Delhi police on Tuesday raided different premises linked to NewsClick in a case registered under UAPA on August 17.
The investigation, which is still underway, was launched on the basis of information from central agencies. Sources also said that an FIR was filed at the New Delhi Range of Delhi Police special cell against NewsClick.
As part of the investigation, editor of NewsClick Prabir Purkayastha and writers Paranjoy Guha Thakurta and Urmilesh were brought to the special cell offices in the national capital today.

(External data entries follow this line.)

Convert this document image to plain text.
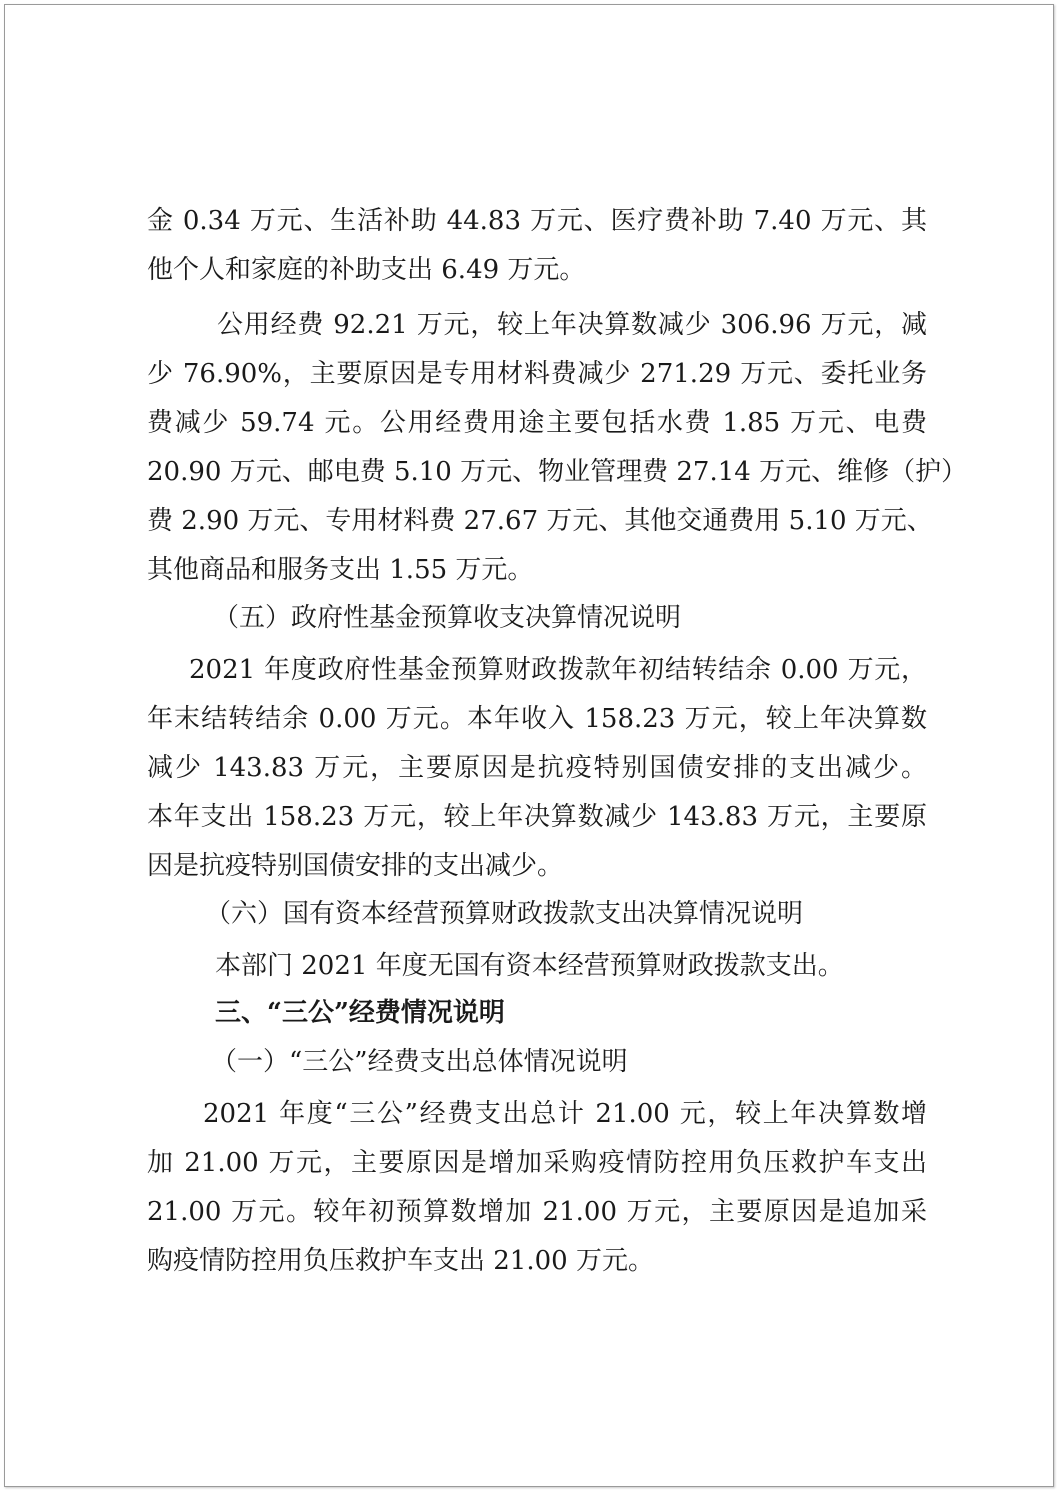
金 0.34 万元、生活补助 44.83 万元、医疗费补助 7.40 万元、其
他个人和家庭的补助支出 6.49 万元。
公用经费 92.21 万元，较上年决算数减少 306.96 万元，减
少 76.90%，主要原因是专用材料费减少 271.29 万元、委托业务
费减少 59.74 元。公用经费用途主要包括水费 1.85 万元、电费
20.90 万元、邮电费 5.10 万元、物业管理费 27.14 万元、维修（护）
费 2.90 万元、专用材料费 27.67 万元、其他交通费用 5.10 万元、
其他商品和服务支出 1.55 万元。
（五）政府性基金预算收支决算情况说明
2021 年度政府性基金预算财政拨款年初结转结余 0.00 万元，
年末结转结余 0.00 万元。本年收入 158.23 万元，较上年决算数
减少 143.83 万元，主要原因是抗疫特别国债安排的支出减少。
本年支出 158.23 万元，较上年决算数减少 143.83 万元，主要原
因是抗疫特别国债安排的支出减少。
（六）国有资本经营预算财政拨款支出决算情况说明
本部门 2021 年度无国有资本经营预算财政拨款支出。
三、“三公”经费情况说明
（一）“三公”经费支出总体情况说明
2021 年度“三公”经费支出总计 21.00 元，较上年决算数增
加 21.00 万元，主要原因是增加采购疫情防控用负压救护车支出
21.00 万元。较年初预算数增加 21.00 万元，主要原因是追加采
购疫情防控用负压救护车支出 21.00 万元。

Sources said that the first meeting before launching the crackdown was held by the top officials of the special cell on Monday (October 2). The meeting was attended by over 200 police personnel at 2 am at the special cell office in Lodhi colony.
Apart from Senior Officials, the mobile handsets of Junior officials were kept at the station, to hide any leaked information.
The special team carried out raids at more than 30 locations, sources said, adding that suspects were marked in the A, B, and C categories.
Meanwhile, in Mumbai, teams of the Delhi Police special cell & Mumbai police conducted searches at the residence of activist Teesta Setalvad.
The raids are being conducted on a case registered on August 17 under UAPA and other sections of IPC, which include UAPA, 153A of IPC (promoting enmity between two groups), and 120 B of IPC (criminal conspiracy).
The raid team on Tuesday morning also reached at Communist Party of India (Marxist) General Secretary Sitaram Yechury's residence to question his staffer Sri Narayan's son Sunmit Kumar. The raid team seized the mobile, laptop, and hard drive of Sunmit Kumar, who works at NewsClick, sources said.
Earlier on August 10 a report in the New York Times had alleged that NewsClick was part of a global network that receives funding from American billionaire Neville Roy Singham.
Singham is known as a socialist benefactor of far-left causes, and is at the centre of a lavishly funded influence campaign that defends China and pushes its propaganda. Neville Roy Singham is said to have close ties to the Chinese government media machine.